Highlights & Insights¶
- Systematic Analysis Framework: Decomposing multilingual reasoning into three stages and using Shapley decomposition for attribution provides a rigorous and generalizable methodology.
- "Understanding is the Bottleneck": This insight challenges the intuition that the reasoning capability itself is the primary cause of cross-lingual gaps, revealing that the true root lies in input comprehension.
- Correlation (r=0.951) between translation and reasoning capabilities provides clear optimization directions for improving multilingual RLMs.

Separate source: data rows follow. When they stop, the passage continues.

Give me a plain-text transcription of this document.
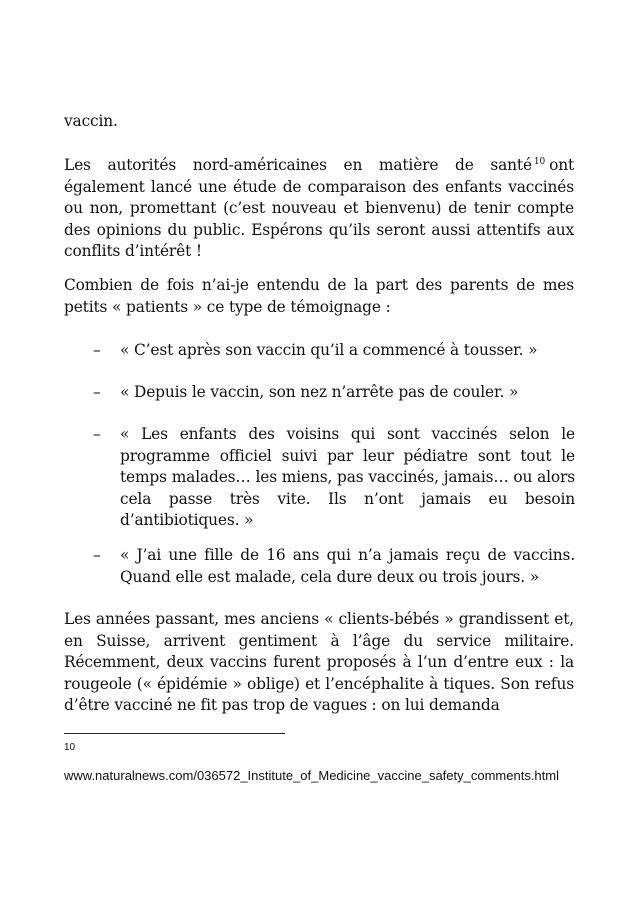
vaccin.
Les autorités nord-américaines en matière de santé $^{10}$ ont également lancé une étude de comparaison des enfants vaccinés ou non, promettant (c’est nouveau et bienvenu) de tenir compte des opinions du public. Espérons qu’ils seront aussi attentifs aux conflits d’intérêt !
Combien de fois n’ai-je entendu de la part des parents de mes petits « patients » ce type de témoignage :
– « C’est après son vaccin qu’il a commencé à tousser. »
– « Depuis le vaccin, son nez n’arrête pas de couler. »
– « Les enfants des voisins qui sont vaccinés selon le programme officiel suivi par leur pédiatre sont tout le temps malades… les miens, pas vaccinés, jamais… ou alors cela passe très vite. Ils n’ont jamais eu besoin d’antibiotiques. »
– « J’ai une fille de 16 ans qui n’a jamais reçu de vaccins. Quand elle est malade, cela dure deux ou trois jours. »
Les années passant, mes anciens « clients-bébés » grandissent et, en Suisse, arrivent gentiment à l’âge du service militaire. Récemment, deux vaccins furent proposés à l’un d’entre eux : la rougeole (« épidémie » oblige) et l’encéphalite à tiques. Son refus d’être vacciné ne fit pas trop de vagues : on lui demanda
10
www.naturalnews.com/036572_Institute_of_Medicine_vaccine_safety_comments.html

- Practicality of Selective Translation: This inference-time intervention significantly improves low-resource language performance without requiring model modification.
- Early Detection: The finding that interventions can be decided early in the generation process further enhances efficiency.
Limitations & Future Work¶
- Experiments primarily focus on math and STEM reasoning; applicability to domains like commonsense reasoning remains to be verified.
- Language coverage includes 10 languages; verification across more extremely low-resource languages is needed.
- Analysis focuses on English-led reasoning; models that perform reasoning in other languages (e.g., Russian) have not been explored.
- Selective Translation relies on external systems (GPT-4.1), introducing additional latency and cost.
- Future direction: Integrating understanding failure detection and mitigation mechanisms directly into model training.
Related Work & Insights¶
- vs. Full Translation: Selective Translation achieves approximately 98% of the performance of full translation with 20% of the cost.
- vs. Language-forcing: Forcing target language reasoning often decreases accuracy or requires expensive training data; the proposed solution is more economical.
- vs. Representation Editing: Unlike Zhao et al. (2025), this method requires no internal modification of model representations.
- vs. Cross-lingual Collapse (Park et al., 2025): While the latter uses consistency rewards during training, the proposed method is a pure inference-time approach.
Rating¶
- Novelty: ⭐⭐⭐⭐ First systematic attribution of the multilingual reasoning gap source; Shapley framework and selective translation are innovative.
- Experimental Thoroughness: ⭐⭐⭐⭐⭐ Comprehensive experiments across multiple models, languages, and difficulties, including generalization and early detection.
- Writing Quality: ⭐⭐⭐⭐⭐ Clear structure; logical progression from analysis to detection to mitigation; informative visualizations.
- Value: ⭐⭐⭐⭐ Provides clear guidance for multilingual reasoning research; Selective Translation has high practical utility.